The three blogs I followed were Picture This, Media Matters, and ARTstor’s Blog. I chose these three because they all sounded relatively interesting and pertained to some of my interests, which include photography, technology, and art. I also chose to follow TED Talks because I’m a fan and I feel like their material usually pertains to my interests.
Picture This showcases special images chosen from the Library of Congress. Sounds important, but apparently there are only two followers. The blog doesn’t do much to entice their viewers. They’ll post one or two images of newly founded collections, but rarely ever are they eye-catching enough to entice you to further investigate. It is interesting to have that visual source of a different era, but it’s nothing we haven’t seen before. I also remember their blog being inactive during the government shutdown.

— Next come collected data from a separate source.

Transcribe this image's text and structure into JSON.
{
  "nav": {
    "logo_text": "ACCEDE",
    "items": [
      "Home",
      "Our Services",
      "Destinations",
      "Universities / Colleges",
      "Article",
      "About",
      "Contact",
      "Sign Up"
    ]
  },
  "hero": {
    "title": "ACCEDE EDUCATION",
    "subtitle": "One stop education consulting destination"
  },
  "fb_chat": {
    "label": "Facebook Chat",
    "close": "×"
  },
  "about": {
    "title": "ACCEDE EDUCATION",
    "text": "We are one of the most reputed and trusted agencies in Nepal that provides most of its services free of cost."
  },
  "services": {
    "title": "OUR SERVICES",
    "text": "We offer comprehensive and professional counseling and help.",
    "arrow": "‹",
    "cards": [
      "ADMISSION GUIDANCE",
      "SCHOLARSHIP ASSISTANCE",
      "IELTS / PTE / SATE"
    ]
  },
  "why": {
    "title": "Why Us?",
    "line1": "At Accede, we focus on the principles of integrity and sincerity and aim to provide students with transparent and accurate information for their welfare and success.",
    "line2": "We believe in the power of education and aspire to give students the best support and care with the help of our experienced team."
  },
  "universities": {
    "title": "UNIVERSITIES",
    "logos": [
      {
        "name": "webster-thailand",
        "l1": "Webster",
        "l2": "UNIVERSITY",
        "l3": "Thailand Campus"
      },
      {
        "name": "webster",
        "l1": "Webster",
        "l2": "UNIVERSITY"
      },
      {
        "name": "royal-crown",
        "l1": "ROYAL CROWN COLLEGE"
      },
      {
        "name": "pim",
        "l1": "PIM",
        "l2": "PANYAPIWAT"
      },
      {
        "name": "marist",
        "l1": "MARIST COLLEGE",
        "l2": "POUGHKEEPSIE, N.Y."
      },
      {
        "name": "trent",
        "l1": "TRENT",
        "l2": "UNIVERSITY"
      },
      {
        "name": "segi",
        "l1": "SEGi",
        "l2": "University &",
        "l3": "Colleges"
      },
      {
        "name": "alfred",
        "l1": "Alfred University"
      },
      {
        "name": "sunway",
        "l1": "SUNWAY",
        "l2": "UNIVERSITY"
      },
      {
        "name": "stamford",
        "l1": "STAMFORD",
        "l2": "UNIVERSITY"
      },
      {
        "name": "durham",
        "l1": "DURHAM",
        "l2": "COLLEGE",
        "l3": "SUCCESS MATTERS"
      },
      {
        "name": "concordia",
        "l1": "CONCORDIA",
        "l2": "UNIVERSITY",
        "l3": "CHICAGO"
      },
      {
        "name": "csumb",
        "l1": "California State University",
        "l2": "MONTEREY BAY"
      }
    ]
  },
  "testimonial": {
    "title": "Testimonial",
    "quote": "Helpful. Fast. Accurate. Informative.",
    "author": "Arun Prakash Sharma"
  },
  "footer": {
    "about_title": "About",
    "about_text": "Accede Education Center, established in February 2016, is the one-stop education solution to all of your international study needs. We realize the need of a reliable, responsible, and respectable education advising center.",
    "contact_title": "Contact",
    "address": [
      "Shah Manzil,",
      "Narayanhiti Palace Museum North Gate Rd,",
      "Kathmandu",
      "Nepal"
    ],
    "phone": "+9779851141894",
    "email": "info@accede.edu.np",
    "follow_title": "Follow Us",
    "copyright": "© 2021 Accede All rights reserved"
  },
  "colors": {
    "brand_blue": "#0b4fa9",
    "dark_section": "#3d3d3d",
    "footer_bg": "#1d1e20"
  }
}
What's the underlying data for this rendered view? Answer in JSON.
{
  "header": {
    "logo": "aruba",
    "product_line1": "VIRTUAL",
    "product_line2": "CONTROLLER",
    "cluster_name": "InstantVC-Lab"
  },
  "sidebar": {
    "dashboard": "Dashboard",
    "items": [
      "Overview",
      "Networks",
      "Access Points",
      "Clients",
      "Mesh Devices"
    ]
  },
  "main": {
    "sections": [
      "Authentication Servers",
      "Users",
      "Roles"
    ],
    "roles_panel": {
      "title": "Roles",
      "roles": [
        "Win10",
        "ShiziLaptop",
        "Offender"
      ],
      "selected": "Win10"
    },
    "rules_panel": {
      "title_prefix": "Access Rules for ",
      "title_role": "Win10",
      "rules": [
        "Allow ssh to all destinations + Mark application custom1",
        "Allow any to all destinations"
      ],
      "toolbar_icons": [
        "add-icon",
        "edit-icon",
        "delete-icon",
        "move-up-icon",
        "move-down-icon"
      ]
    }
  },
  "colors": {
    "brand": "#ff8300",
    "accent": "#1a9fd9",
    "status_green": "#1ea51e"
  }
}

Media Matters was a lot more interesting and probably my favorite out of the three. This division of historians aren’t limited to just photographs, but any form of media that preserves some form of history. They’ll post short video clips, audio, maps, posters – any form of historical media. And these aren’t just scraps of information, they’re actually interesting. My favorite post from them so far has been relating to UFO sightings from 1952-1969, before there was any sort of video editing software.
ARTstor’s Blog offered their newest collections and images, usually as links to their main site. I didn’t like how it barely talks about their new collections or images as subject matter. Just where they’ve obtained them.
TED Talks offers many short, professional speeches that provide insight to a variety of topics. From how to be a better story teller, to talks that relate to our Digital History class and how technology is effecting the way we experience things. TED’s Blog offers an approachable and charming method of conveying information and ideas, that makes you want to come back for more.
Overall, I’d say my blog experience has given me more insight on the purpose of blogs. I still don’t think I have much of a use for them in my daily life, but they are good source of information and consistent content.